The national power grid supplies electricity to more than 17 million customers. In 2014 in Poland:

  • 368 customers were connected to high voltage systems,
  • 35 569 customers were connected to medium voltage systems,
  •  17 001 880 customers were connected to low voltage systems, including 14 754 412 households and farmsteads.


According to Polish Power Transmission and Distribution Association, in 2014 Polish power grids were equipped with 260 069 transformers with a total capacity of 152 849 MVA operating 

in 258 194 transformer stations. In total, overhead power lines were 596 582 km long and the length of cable power lines was 235 118 km. To compare, the length of the Earth’s equator is 40 075 km.


The structure of domestic power grids is hierarchical. The peculiar backbone of the structure is the transmission system. In Poland, this grid, managed by PSE S.A., consists of (according to the statement of assets as at 01.01.2016):

  • 1 line with voltage of 750 kV, length 114 km (shut down),
  • 89 lines with voltage of 400 kV, total length 5 984 km,
  • 167 lines with voltage of 220 kV, total length 7 971 km,
  • 106 ultra-voltage stations (UV),
  • offshore line 450 kV DC Poland – Sweden, total length 254 km (including 127 km owned by PSE S.A.).
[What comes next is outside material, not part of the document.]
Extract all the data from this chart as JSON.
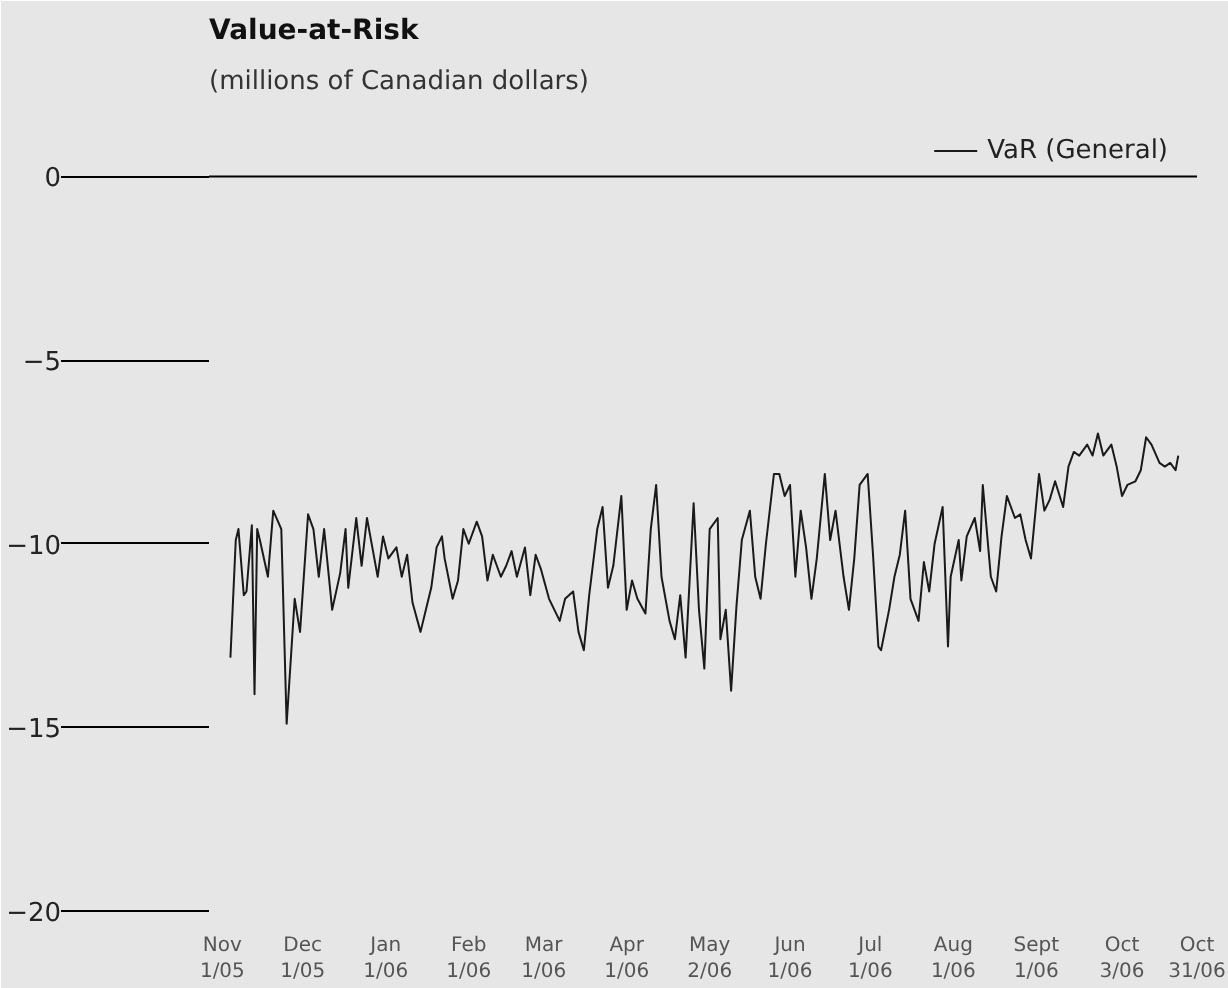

Incidentally, in NES some of the 110 kV lines are also transmission lines. 400 kV grids are considered prospective. In total, the national transmission grid comprises 257 lines with a total length of 14 069 km. NES is connected to the grids of the neighbouring countries, namely:

  • Germany: Krajnik-Vierraden and Mikułowa-Hagenverder – these are two-track 400 kV power lines;
  • Czech Republic: Wielopole-Albrechtice and Wielopole-Nosovice – single 400 kV power lines and Bujaków-Liscovec and Kopanian-Liscovec – single 220 kV power lines;
  • Slovakia: Krosno-Lemesany – two-track 400 kV power line;
  • Ukraine: 220 kV Dorotwór-Zamość power line and 750 kV Rzeszów-Chmielnicka power line (inactive);
  • Belarus: 220 kV Wólka Dobrzyńska-Brześć power line and 220 kV Białystok-Roś power line (inactive);
  • Sweden: offshore DC cable line: +/- 450 kV Słupsk-Starno.


At the end of 2015 the connection to Lithuania (Ełk-Alytus), consisting of 400 kV overhead power lines on both sides of the direct current transformer station in Alytus (Lithuania), was put into service. In addition, cross-boundary connections exist at the level of the 110 kV distribution grid: one with Germany, four with the Czech Republic and one with Belarus. The construction of a third connection with Germany is planned but the project was postponed until 2030.


Distribution grids are built with the following voltage:

  • high voltage (HV): 110 kV,
  • medium voltage (MV): 30 kV, 20 kV, 15 kV, 10 kV, 6 kV, whereas 30 kV is deemed non-prospective, while 6 kV and 10 kV are used in industrial systems,
  • low voltage (LV): up to 1 kV, usually 230/400 V.


Reliable operation of the technical infrastructure of power grids, ensuring physical performance of contracts concluded between participants of the energy market, is the responsibility of system operators (TSO and DSO). Activities connected with ongoing trading in electricity are carried out by market operators – commercial operators (CO) and commercial and technical operators (CTO).